Aydın, “Halk isyan etmeli, sokağa çıkmalı. Avrupa’da küçük bir zam karşısında halk ayaklanıyor, biz neden ayaklanmayalım? Halk ayaklanmalı. Akaryakıta her gün zam geliyor. Bence araçlar kontak kapatmalı. Unun torbası 300 lira olmuş. İktidarın dayattığı korku ortamı yüzünden yeterince tepkinin gelişmediğini düşünüyorum. Ancak doğru olan bu değil. Konuşmazsak, harekete geçmezsek dayatılan bu politikalar yüzünden açlıktan öleceğiz” şeklinde konuştu.


‘BU HÜKEMETİN GİTMESİ LAZIM’

Minibüs durağında sigortasız işçi olarak çalışan Mehmet Özgür, halkın kuru ekmek dahi alamaz duruma geldiğini belirterek, “Bebeğime mama alamıyorum. Okula giden çocuğuma harçlık veremiyorum. Mutfak için harcama yapamıyorum. Bu hükümetin derhal gitmesi lazım. Ülkedeki tek adam rejimi ülkeyi bitirmiş durumda. Her şeye tek kişi karar verebilir mi ya? Meclis çalışmaz vaziyette. Çünkü bu rejim yüzünden Erdoğan’ın sözü, meclisin de halkın da üstünde.
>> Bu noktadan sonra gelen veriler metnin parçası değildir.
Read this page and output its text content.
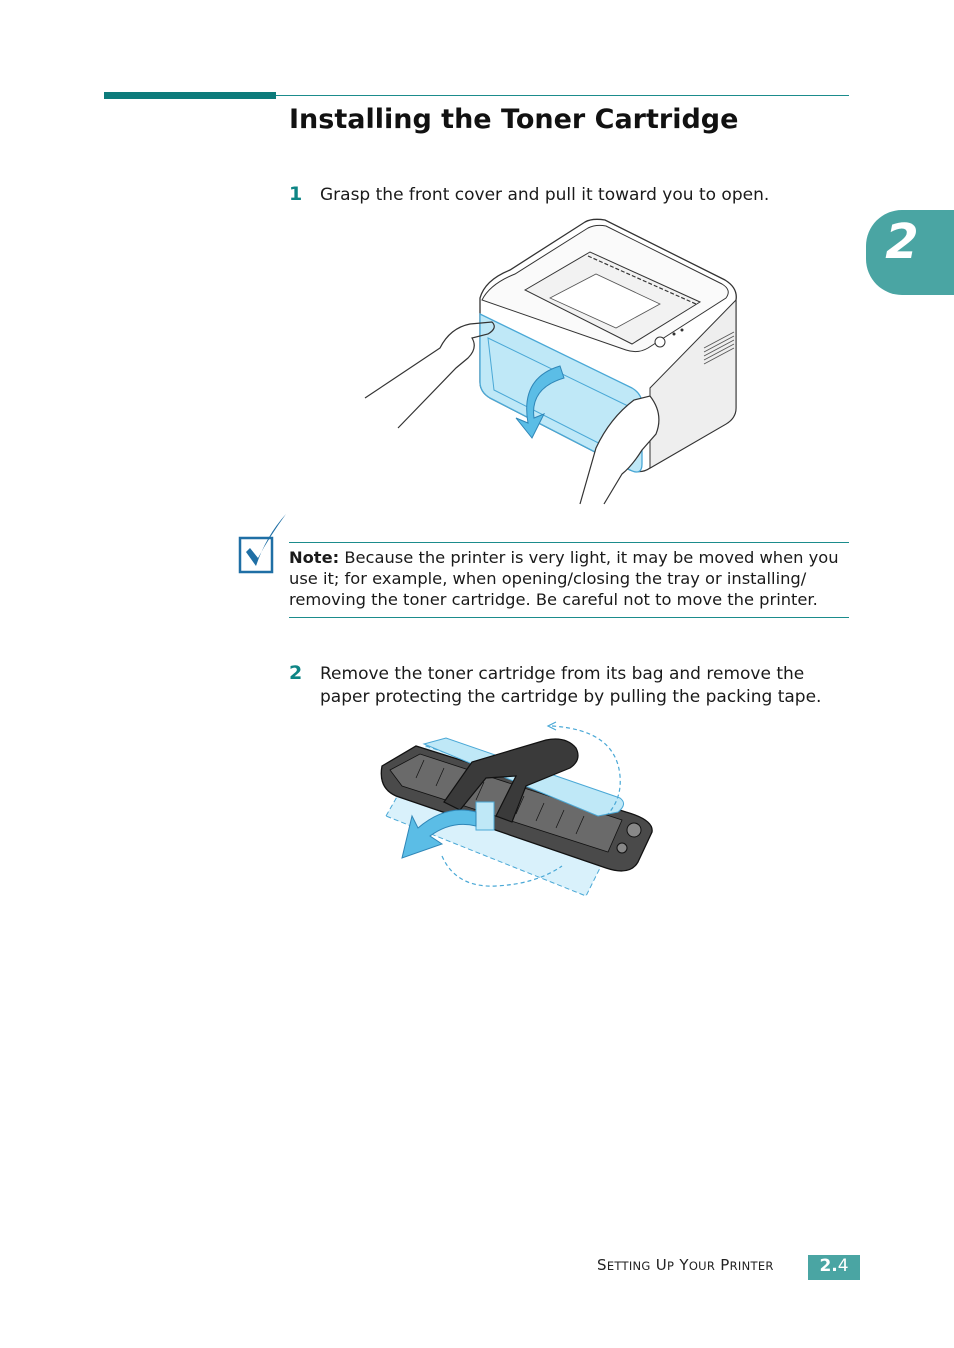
Installing the Toner Cartridge
2
1 Grasp the front cover and pull it toward you to open.
Note: Because the printer is very light, it may be moved when you
use it; for example, when opening/closing the tray or installing/
removing the toner cartridge. Be careful not to move the printer.
2 Remove the toner cartridge from its bag and remove the
paper protecting the cartridge by pulling the packing tape.
SETTING UP YOUR PRINTER	2.4
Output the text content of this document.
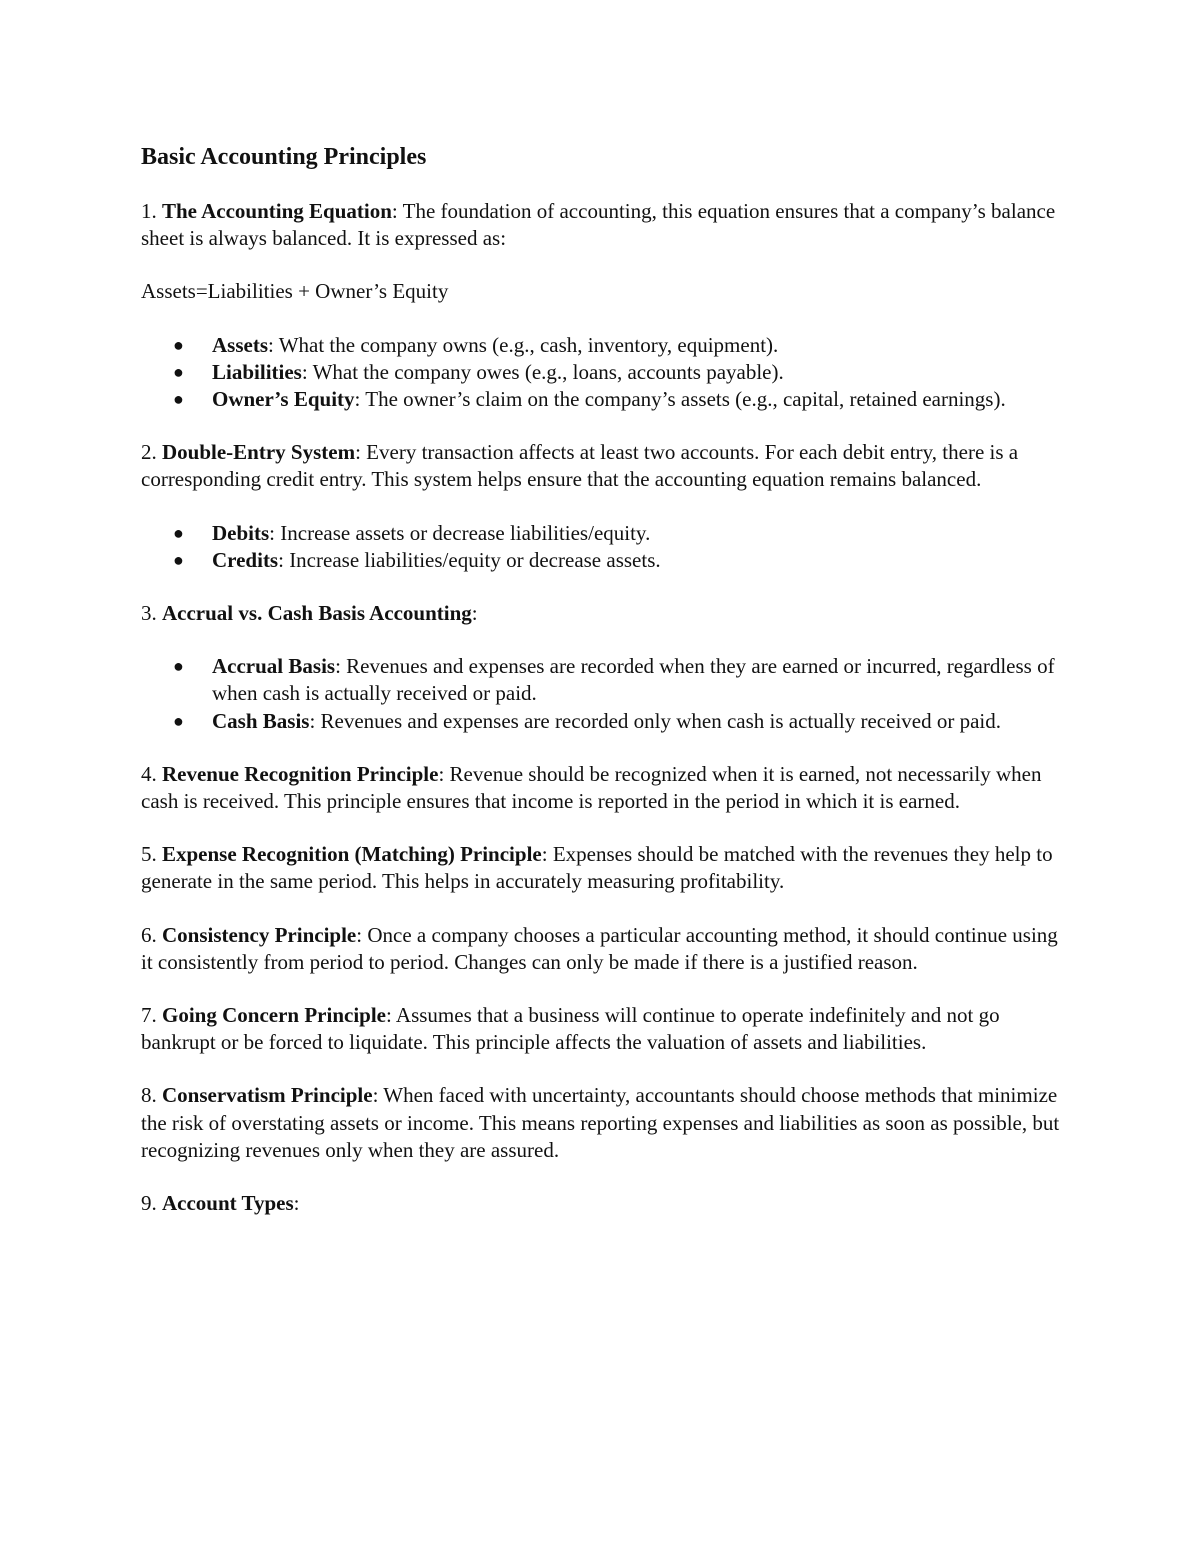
Basic Accounting Principles

1. The Accounting Equation: The foundation of accounting, this equation ensures that a company’s balance sheet is always balanced. It is expressed as:

Assets=Liabilities + Owner’s Equity
● Assets: What the company owns (e.g., cash, inventory, equipment).
● Liabilities: What the company owes (e.g., loans, accounts payable).
● Owner’s Equity: The owner’s claim on the company’s assets (e.g., capital, retained earnings).

2. Double-Entry System: Every transaction affects at least two accounts. For each debit entry, there is a corresponding credit entry. This system helps ensure that the accounting equation remains balanced.

● Debits: Increase assets or decrease liabilities/equity.
● Credits: Increase liabilities/equity or decrease assets.

3. Accrual vs. Cash Basis Accounting:

● Accrual Basis: Revenues and expenses are recorded when they are earned or incurred, regardless of when cash is actually received or paid.
● Cash Basis: Revenues and expenses are recorded only when cash is actually received or paid.

4. Revenue Recognition Principle: Revenue should be recognized when it is earned, not necessarily when cash is received. This principle ensures that income is reported in the period in which it is earned.

5. Expense Recognition (Matching) Principle: Expenses should be matched with the revenues they help to generate in the same period. This helps in accurately measuring profitability.

6. Consistency Principle: Once a company chooses a particular accounting method, it should continue using it consistently from period to period. Changes can only be made if there is a justified reason.

7. Going Concern Principle: Assumes that a business will continue to operate indefinitely and not go bankrupt or be forced to liquidate. This principle affects the valuation of assets and liabilities.

8. Conservatism Principle: When faced with uncertainty, accountants should choose methods that minimize the risk of overstating assets or income. This means reporting expenses and liabilities as soon as possible, but recognizing revenues only when they are assured.

9. Account Types:
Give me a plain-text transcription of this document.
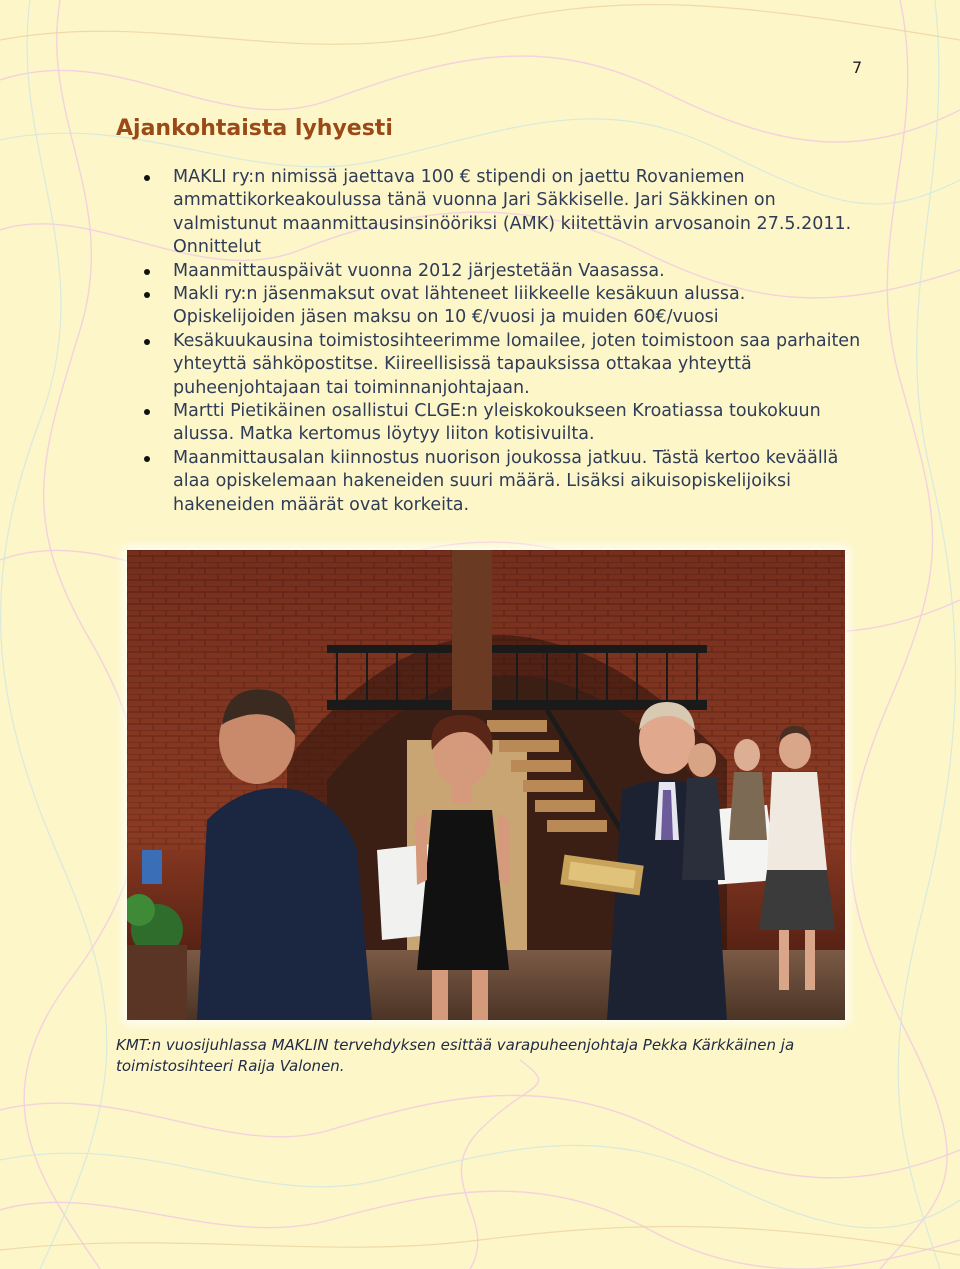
7
Ajankohtaista lyhyesti
MAKLI ry:n nimissä jaettava 100 € stipendi on jaettu Rovaniemen ammattikorkeakoulussa tänä vuonna Jari Säkkiselle. Jari Säkkinen on valmistunut maanmittausinsinööriksi (AMK) kiitettävin arvosanoin 27.5.2011. Onnittelut
Maanmittauspäivät vuonna 2012 järjestetään Vaasassa.
Makli ry:n jäsenmaksut ovat lähteneet liikkeelle kesäkuun alussa.
Opiskelijoiden jäsen maksu on 10 €/vuosi ja muiden 60€/vuosi
Kesäkuukausina toimistosihteerimme lomailee, joten toimistoon saa parhaiten yhteyttä sähköpostitse. Kiireellisissä tapauksissa ottakaa yhteyttä puheenjohtajaan tai toiminnanjohtajaan.
Martti Pietikäinen osallistui CLGE:n yleiskokoukseen Kroatiassa toukokuun alussa. Matka kertomus löytyy liiton kotisivuilta.
Maanmittausalan kiinnostus nuorison joukossa jatkuu. Tästä kertoo keväällä alaa opiskelemaan hakeneiden suuri määrä. Lisäksi aikuisopiskelijoiksi hakeneiden määrät ovat korkeita.

KMT:n vuosijuhlassa MAKLIN tervehdyksen esittää varapuheenjohtaja Pekka Kärkkäinen ja toimistosihteeri Raija Valonen.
Bütçe halka değil, saraya ve savaşa ayrılıyor. Bence bu ülkenin daha iyi günleri. Çok daha kötü günler bekliyor bu ülkeyi. Erdoğan politikalarıyla kendini bitirdi bence. Artık Erdoğansız bir dönemin konuşulma vakti geldi de geçiyor da. Halk tepkisini yükseltmeli. Araç sahipleri kontak kapatmalı” ifadelerini kullandı.